O Supremo Tribunal Federal (STF) decidiu que o afastamento das trabalhadoras devido a situações de violência doméstica é um fator que não depende da vontade delas, sendo equiparado a um caso de incapacidade por acidente. O relator da ação, ministro Flávio Dino, ressaltou que os efeitos físicos e psicológicos decorrentes da violência são comparáveis a lesões resultantes de acidentes. A decisão visa assegurar a “eficácia do afastamento”. Esse recurso possui Repercussão Geral, o que implica que a determinação do STF se aplica a todos os casos semelhantes que forem julgados.

Para as trabalhadoras que estão sob o Regime Geral de Previdência Social, incluindo assalariadas, seguradas especiais ou contribuintes individuais, os primeiros 15 dias de afastamento são pagos pelo empregador.

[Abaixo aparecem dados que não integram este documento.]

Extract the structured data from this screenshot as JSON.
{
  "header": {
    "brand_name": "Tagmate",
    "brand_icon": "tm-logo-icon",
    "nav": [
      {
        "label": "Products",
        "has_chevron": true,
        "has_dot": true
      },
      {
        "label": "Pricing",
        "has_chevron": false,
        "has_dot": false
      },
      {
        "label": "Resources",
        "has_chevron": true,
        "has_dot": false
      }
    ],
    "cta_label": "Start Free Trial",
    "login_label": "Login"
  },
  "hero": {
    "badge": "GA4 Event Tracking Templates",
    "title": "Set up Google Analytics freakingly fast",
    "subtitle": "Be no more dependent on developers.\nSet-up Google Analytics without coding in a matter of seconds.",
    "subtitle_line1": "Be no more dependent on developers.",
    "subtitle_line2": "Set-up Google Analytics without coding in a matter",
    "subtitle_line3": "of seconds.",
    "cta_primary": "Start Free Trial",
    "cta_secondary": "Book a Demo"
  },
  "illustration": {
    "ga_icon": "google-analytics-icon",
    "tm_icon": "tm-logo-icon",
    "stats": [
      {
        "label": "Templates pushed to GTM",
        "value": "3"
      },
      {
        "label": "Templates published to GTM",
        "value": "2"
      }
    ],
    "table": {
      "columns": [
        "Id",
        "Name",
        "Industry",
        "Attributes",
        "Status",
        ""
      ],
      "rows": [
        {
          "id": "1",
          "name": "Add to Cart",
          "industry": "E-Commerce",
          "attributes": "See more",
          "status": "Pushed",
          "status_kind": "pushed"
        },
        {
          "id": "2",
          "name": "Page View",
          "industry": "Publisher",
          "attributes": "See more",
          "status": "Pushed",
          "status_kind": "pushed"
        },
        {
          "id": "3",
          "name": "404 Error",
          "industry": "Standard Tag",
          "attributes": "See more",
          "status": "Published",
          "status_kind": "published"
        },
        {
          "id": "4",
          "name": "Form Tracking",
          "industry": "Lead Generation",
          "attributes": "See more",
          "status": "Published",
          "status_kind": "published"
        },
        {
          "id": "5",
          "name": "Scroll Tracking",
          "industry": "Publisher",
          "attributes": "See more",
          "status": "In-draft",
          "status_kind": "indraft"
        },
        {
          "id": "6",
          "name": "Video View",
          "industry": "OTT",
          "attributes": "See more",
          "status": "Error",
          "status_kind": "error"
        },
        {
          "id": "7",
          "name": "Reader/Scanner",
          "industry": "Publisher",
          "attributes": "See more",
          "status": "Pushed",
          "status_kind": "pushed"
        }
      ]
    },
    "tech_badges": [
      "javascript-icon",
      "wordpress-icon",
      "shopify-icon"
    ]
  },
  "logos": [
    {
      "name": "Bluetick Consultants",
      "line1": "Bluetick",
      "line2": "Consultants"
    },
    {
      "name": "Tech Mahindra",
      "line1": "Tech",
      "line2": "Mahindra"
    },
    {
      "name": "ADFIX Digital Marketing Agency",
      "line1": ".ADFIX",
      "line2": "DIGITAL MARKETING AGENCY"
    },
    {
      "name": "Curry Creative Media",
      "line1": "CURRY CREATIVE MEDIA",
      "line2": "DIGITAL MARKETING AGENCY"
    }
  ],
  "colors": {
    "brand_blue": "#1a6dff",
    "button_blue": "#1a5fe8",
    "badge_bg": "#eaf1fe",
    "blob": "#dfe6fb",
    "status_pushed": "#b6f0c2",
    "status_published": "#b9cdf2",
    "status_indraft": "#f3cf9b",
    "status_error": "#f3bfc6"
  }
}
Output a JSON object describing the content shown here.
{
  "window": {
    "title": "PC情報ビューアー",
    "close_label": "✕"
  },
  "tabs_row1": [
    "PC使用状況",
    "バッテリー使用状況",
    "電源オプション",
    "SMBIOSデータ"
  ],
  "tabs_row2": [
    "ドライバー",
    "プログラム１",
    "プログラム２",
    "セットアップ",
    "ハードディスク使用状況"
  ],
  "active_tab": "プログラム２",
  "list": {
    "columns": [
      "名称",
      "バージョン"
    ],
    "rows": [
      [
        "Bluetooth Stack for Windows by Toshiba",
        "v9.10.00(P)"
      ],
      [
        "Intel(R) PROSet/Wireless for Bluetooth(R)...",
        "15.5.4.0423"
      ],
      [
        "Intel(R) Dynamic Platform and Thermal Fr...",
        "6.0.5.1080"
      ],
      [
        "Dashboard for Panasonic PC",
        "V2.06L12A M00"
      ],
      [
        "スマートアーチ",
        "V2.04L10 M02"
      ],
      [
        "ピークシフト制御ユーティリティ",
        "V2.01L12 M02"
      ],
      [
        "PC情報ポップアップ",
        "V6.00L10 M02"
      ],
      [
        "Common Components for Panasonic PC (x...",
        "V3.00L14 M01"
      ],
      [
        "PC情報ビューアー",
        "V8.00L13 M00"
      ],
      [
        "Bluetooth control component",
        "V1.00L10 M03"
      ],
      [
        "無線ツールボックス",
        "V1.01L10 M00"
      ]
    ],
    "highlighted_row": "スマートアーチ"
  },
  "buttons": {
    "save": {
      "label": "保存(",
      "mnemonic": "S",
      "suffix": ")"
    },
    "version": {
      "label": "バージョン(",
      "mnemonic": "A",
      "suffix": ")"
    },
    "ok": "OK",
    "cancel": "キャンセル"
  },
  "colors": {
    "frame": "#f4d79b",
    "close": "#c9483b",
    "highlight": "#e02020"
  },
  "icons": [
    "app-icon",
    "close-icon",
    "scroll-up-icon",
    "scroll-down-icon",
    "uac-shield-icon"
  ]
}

Após esse período, o INSS assume a responsabilidade pelo pagamento. No caso de trabalhadoras autônomas que não têm empregador, o INSS é responsável por garantir a remuneração durante todo o tempo de afastamento.

Para aquelas que não estão seguradas, o salário assume uma natureza assistencial, conforme a Lei Orgânica da Assistência Social (LOAS). Neste contexto, é necessário comprovar que a mulher não possui outros meios de sustento.

O processo em questão envolveu um Recurso Extraordinário interposto pelo INSS, que contestava uma decisão do Tribunal Regional Federal da 4ª Região (TRF-4). O TRF-4 havia confirmado uma decisão da 2ª Vara Criminal de Toledo (PR), que determinou a manutenção do vínculo empregatício e do salário de uma funcionária que precisou se afastar do trabalho. Essa decisão foi fundamentada nas medidas de urgência estabelecidas pela Lei Maria da Penha.

O INSS argumentou que não é viável estender o pagamento de benefícios extraordinários a indivíduos que não estão incapacitados para o trabalho devido a lesões. O órgão também defendeu que apenas a Justiça Federal teria competência para deliberar sobre os pagamentos de seguradas ou assistenciais. Contudo, o STF reafirmou que os tribunais estaduais têm a autoridade para julgar os casos relacionados ao pagamento amparado pela Lei Maria da Penha.